Lots of stuff to look into here, keep 'em coming =)
Quote: Original post by Timkin
or performing opponent analysis in strategy games by constructing Dynamic Bayesian Networks... or... the list goes on! ;)


Mind elaborating on this one? It sounds quite interesting. ( My [too-often delayed] long term project is playing around with various ideas for RTS AI )

and averisk, there are a few RTS out there you could most likely use instead of making your own ( TA Spring for example ).
Quote: Original post by averisk
My only problem with it is that it really only serves to demonstrate the techniques and solves no real world problem (except the OCR part).

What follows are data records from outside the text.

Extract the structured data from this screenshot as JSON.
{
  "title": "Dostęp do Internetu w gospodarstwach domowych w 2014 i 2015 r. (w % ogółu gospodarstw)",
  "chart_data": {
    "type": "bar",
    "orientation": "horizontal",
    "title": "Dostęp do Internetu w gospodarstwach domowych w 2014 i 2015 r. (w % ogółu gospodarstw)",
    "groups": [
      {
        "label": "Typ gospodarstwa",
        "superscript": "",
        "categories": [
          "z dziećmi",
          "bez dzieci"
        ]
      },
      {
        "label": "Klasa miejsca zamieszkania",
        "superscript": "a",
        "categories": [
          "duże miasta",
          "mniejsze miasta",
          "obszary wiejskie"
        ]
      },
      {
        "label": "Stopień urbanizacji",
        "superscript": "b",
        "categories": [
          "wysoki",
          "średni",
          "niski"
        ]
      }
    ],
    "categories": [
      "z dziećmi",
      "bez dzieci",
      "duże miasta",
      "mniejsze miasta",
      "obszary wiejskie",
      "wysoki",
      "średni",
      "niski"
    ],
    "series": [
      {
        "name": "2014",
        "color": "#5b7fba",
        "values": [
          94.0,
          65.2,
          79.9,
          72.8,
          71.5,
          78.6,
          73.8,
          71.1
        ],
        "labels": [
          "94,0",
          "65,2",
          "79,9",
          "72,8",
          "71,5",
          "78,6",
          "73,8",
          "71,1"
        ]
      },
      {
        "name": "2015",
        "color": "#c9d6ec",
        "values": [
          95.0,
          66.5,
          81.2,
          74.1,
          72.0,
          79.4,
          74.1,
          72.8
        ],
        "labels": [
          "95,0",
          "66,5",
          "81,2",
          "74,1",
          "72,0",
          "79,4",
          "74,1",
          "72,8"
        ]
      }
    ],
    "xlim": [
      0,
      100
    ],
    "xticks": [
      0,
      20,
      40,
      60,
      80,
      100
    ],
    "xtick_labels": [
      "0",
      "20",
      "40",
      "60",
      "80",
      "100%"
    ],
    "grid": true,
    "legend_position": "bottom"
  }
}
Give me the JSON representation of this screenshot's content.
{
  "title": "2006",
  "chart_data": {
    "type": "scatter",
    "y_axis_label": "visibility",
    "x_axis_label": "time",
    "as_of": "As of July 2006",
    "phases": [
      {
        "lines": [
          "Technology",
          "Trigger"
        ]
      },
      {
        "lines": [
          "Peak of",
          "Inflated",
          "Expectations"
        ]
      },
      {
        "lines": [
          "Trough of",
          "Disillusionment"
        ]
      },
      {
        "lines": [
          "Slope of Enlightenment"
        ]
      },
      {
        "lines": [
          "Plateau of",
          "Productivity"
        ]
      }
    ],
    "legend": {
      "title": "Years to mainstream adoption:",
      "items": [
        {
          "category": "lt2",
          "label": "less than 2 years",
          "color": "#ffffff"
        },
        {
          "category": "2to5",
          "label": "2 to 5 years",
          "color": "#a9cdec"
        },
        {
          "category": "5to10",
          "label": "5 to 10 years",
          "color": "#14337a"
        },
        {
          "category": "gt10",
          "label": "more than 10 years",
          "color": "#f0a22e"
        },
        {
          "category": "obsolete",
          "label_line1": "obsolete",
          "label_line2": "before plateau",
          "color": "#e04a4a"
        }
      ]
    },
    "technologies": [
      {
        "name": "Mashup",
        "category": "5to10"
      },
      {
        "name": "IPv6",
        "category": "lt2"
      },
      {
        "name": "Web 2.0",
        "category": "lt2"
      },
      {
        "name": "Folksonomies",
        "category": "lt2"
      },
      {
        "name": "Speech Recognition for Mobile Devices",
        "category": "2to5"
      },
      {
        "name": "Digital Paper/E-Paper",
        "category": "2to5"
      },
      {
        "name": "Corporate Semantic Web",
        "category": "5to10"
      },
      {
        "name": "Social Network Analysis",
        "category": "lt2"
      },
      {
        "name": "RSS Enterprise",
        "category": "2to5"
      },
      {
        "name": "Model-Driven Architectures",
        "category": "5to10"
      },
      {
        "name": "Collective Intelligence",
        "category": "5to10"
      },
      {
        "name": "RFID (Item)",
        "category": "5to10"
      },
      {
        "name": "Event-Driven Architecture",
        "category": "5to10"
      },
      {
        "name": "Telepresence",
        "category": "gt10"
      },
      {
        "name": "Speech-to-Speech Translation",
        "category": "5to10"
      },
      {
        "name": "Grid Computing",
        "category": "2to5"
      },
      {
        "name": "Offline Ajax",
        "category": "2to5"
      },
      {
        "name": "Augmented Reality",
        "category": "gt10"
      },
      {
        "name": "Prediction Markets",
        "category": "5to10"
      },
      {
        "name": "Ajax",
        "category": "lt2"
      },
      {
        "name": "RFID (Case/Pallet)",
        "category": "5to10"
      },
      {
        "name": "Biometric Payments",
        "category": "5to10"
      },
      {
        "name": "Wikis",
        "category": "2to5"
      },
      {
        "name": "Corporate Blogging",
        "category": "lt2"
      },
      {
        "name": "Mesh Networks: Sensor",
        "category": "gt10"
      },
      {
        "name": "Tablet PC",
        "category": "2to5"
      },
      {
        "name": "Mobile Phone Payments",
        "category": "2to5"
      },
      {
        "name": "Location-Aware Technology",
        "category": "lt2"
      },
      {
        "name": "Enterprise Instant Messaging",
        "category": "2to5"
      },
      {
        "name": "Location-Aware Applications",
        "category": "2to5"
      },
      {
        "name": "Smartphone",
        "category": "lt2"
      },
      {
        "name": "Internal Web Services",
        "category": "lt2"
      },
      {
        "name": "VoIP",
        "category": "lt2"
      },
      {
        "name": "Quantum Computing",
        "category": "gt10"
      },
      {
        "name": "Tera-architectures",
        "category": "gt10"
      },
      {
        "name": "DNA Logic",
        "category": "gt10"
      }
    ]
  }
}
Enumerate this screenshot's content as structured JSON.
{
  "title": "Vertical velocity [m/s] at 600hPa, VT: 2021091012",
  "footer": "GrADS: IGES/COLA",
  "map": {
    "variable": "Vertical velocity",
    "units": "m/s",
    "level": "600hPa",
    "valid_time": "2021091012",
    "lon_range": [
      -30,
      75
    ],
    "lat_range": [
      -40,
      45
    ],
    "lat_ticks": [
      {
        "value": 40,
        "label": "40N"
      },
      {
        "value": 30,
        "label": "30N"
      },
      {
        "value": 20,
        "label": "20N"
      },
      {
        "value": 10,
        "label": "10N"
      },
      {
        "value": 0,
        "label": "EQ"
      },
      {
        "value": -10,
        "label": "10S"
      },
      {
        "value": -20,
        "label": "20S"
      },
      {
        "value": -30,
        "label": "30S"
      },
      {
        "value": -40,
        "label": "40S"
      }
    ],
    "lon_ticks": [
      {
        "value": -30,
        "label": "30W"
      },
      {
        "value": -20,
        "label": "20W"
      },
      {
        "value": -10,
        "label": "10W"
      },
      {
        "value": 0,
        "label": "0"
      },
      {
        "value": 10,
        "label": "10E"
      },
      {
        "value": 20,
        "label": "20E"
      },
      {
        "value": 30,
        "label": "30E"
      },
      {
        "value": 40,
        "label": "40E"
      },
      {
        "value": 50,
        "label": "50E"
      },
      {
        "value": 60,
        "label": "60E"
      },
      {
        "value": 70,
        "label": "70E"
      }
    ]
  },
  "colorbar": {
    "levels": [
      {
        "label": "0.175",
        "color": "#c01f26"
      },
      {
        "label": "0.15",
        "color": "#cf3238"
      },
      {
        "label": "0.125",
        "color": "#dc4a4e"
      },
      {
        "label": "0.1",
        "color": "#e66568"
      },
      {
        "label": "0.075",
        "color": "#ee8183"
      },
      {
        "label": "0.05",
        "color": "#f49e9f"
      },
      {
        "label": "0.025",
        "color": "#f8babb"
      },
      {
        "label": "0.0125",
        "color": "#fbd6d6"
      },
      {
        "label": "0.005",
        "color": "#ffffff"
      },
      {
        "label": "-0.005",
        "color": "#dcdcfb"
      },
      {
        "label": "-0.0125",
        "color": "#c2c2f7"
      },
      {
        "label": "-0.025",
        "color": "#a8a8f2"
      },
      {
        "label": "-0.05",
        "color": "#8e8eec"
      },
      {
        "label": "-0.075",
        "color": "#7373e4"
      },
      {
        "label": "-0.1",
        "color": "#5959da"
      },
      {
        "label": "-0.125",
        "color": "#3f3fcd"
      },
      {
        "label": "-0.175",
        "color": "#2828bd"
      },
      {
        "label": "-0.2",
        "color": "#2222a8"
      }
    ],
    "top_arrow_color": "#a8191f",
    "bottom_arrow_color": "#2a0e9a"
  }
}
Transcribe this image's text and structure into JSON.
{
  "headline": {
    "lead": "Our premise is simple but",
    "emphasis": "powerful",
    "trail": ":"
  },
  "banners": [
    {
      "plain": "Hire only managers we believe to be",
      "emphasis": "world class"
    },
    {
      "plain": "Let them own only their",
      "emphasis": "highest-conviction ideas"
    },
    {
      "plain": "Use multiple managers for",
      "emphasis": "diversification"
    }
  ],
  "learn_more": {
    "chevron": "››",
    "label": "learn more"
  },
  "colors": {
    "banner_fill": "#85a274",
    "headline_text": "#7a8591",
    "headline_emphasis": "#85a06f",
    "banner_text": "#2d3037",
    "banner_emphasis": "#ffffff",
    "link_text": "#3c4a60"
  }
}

Actually, it relates to many real world problems in automated manufacturing. Imagine a robot arm that had to pick up certain pieces from a production line. There are constraints about how it can view the pieces (maybe they aren't all lying flat), constraints about how it can grab them and costs for movement. It needs to be able to visually detect the class of piece it wants to pick up. I just mapped that problem into something a little more 'gamey'! ;)

Quote:
Could you explain the targeting system?


The visual cortex of many animals/insects can learn to detect the orientation and velocity of moving objects. So, presumably, you could train a neural-like architecture to be able to detect moving objects in a visual field (pixel map) (and indeed people have done this successfully). Now consider a bunch of aircraft/spacecraft/whatever flying around. There are two classes of objects: Team A and Team B. Each craft uses the same AI and has the goal to shoot down as many of the other team as possible. They need to detect and destroy appropriate objects using only visual recognition for control decisions.

The tasks involved are:

(1) Identification of objects in the visual field (pattern recognition)
(2) Movement control to place objects in the visual field (pathfinding under the constraint of sensing costs)
(3) Tracking control to obtain optimal firing position against a moving target (planning/control/constraint satisfaction)
(4) Resource bounded decision making (craft have limited fuel and bullets).

If you're interested in this sort of thing, start by reading up how a fly's visual cortex and flight direction are linked.